While basic services from TrapCall.com are free, more advanced services will incur a charge. Keeping personal identifying information private is an ongoing battle. Consumers have long been urged to protect their identity when surfing or purchasing online, but identity fraud schemes involving telephone calls and now text messages are becoming increasingly more common.
Medical services are potential booty for ID thieves
In addition to tainting your credit report, identity theft may also give hackers the means to access your private personal medical records and other identifying information to receive services and products on your dime.

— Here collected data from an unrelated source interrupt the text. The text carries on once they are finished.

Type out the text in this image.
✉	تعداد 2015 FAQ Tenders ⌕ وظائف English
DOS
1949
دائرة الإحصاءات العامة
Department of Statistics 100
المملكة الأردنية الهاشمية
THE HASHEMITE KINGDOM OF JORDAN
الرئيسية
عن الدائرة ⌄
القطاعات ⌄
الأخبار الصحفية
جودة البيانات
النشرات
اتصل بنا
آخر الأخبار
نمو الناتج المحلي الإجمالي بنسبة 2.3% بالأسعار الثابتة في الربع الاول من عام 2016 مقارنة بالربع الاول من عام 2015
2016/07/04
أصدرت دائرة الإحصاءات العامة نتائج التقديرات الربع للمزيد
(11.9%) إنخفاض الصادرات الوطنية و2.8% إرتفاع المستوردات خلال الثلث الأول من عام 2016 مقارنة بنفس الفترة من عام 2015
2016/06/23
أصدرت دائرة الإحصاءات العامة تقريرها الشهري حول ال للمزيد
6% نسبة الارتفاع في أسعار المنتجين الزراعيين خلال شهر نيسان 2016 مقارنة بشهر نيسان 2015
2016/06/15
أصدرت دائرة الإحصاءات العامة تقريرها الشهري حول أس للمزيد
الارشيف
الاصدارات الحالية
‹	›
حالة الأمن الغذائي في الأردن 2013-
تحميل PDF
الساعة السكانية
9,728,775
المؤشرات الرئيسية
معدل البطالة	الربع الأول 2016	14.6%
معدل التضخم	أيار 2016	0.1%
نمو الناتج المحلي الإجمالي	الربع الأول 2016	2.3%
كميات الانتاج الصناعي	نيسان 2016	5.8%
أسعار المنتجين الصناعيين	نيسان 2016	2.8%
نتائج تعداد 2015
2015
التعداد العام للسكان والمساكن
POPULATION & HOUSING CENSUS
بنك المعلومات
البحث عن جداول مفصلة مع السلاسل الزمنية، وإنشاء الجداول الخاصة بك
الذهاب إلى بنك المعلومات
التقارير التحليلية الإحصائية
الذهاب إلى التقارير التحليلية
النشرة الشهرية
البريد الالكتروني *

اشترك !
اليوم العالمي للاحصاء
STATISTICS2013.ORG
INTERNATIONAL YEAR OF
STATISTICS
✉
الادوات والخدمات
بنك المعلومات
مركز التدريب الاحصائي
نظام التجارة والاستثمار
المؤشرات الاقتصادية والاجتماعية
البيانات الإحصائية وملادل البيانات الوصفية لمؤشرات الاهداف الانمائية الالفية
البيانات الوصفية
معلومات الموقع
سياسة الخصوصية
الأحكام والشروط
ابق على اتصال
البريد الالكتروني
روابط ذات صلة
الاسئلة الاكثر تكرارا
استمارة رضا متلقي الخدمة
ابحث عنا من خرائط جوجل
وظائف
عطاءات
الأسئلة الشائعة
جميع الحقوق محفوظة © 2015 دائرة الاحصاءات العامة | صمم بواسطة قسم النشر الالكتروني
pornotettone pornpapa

According to a new article in the Dallas Morning News, a growing number of medical identity theft victims say that medical services were obtained after they experienced a breach of privacy and personal identifying information.
Like experts who advise close review of your credit report, many also say it is important to check carefully the statement of benefits sent by your insurance provider for evidence of medical identity theft.
Keep an eye on your health insurance card as if it were a credit card, says the news source.
The Dallas Morning News reminds people that medical information – which includes your personal details – is often viewed or used by a variety of hospital personnel including doctors, nurses, lab technicians, and administrative employees. Patients’ personal identifying information and medical health records are more susceptible to identity theft breach than some may think, according to a new Dartmouth College study.
SCMagazineUS.com recently reported on the study’s findings which show that healthcare organizations storing data in unencrypted formats like Word documents and PDFs is one reason data may be compromised.